The new 911 RSR, which is based on the seventh generation of the iconic 911 sports car, follows in the footsteps of its successful predecessor, the 911 GT3 RSR (type 997). As with the production vehicle, the wheelbase grew by about ten centimeters, or four inches. A new wishbone front suspension replaces the previously used McPherson struts. Another new development from Porsche Motorsport is the particularly lightweight racing gearbox. The six gears are selected via paddles on the steering wheel. The 460 hp, 4.0-litre six-cylinder boxer engine was taken from the predecessor and optimized in detail.

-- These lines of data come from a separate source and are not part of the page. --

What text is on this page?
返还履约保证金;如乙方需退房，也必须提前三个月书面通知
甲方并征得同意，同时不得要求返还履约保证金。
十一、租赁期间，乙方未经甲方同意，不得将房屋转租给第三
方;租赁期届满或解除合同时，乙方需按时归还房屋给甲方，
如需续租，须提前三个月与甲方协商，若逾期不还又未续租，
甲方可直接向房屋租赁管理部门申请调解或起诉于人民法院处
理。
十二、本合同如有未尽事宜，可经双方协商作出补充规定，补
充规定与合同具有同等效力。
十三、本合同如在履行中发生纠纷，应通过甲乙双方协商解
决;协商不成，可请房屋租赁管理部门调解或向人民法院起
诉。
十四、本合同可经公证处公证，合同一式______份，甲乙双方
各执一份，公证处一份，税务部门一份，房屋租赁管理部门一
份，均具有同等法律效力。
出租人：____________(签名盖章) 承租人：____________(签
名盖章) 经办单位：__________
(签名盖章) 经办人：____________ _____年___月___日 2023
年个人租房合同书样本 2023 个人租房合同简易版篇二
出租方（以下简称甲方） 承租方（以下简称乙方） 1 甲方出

One of the priorities in the development of the new 911 RSR was the more evenly balanced weight distribution. The center of gravity is also significantly lower than that of its predecessor. Carbon fiber played a crucial role in the new design. The front and rear mudguards, front and rear lids, doors, underbody, wheel arches, rear wing, dashboard and center console are constructed from the very light and strong material. Moreover, all windows are made of particularly thin and light polycarbonate. Also contributing to the weight reduction is the lithium-ion battery known from the 911 GT3 road going models.

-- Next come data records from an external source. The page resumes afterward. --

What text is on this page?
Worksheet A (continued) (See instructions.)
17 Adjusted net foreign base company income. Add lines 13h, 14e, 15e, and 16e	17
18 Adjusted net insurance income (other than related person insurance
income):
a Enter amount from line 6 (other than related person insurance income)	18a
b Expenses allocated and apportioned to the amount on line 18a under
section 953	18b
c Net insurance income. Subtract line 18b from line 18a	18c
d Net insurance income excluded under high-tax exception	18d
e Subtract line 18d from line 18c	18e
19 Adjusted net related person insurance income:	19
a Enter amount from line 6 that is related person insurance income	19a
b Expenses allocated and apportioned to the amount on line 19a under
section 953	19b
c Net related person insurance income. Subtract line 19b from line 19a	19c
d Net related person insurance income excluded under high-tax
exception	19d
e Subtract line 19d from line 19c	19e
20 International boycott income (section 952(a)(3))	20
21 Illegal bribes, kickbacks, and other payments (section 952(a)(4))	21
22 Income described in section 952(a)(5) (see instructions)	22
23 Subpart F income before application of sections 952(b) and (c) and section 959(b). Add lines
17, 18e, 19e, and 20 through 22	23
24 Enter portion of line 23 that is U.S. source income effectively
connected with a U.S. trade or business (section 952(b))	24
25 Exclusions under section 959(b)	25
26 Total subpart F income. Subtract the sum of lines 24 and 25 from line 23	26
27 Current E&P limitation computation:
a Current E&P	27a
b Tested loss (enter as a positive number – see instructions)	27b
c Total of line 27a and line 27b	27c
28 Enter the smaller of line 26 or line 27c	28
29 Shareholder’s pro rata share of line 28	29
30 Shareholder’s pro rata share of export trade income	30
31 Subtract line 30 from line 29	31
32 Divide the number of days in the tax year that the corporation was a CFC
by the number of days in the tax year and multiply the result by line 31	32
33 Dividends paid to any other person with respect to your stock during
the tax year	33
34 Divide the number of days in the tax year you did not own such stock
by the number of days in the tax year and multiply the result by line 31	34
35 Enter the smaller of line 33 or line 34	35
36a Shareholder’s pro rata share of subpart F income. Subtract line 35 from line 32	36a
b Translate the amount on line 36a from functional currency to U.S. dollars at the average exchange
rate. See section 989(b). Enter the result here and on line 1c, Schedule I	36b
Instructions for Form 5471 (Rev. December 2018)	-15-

The look of the new 911 RSR is dominated by the flared mudguards and the deep cooling air intakes at the front. With the new air ducting, the radiator is now centrally-located in the front and even more effective than in the previous model. At the same time, the cockpit air conditioning became more efficient. The quick-change concept of the body parts was specially adapted for endurance racing, allowing for easier maintenance and shorter repair times. The front end, front lid and rear panel are fitted with quick release systems and can be replaced within seconds.
Competing in the Porsche 911 RSR with starting number 92 are Porsche works drivers Marc Lieb (Germany) and Richard Lietz (Austria), who already shared a cockpit in the 2012 WEC. At the first two races of the season in Silverstone (April 14) and Spa (May 4) as well as at the 24 Hours of Le Mans (June 22), they will receive support from their works driver colleague Romain Dumas (France). Factory pilots also drive the #91 sister car, with Joerg Bergmeister (Germany) and Patrick Pilet (France) making up a team. In Silverstone, Spa and Le Mans, the duo is joined by Timo Bernhard (Germany).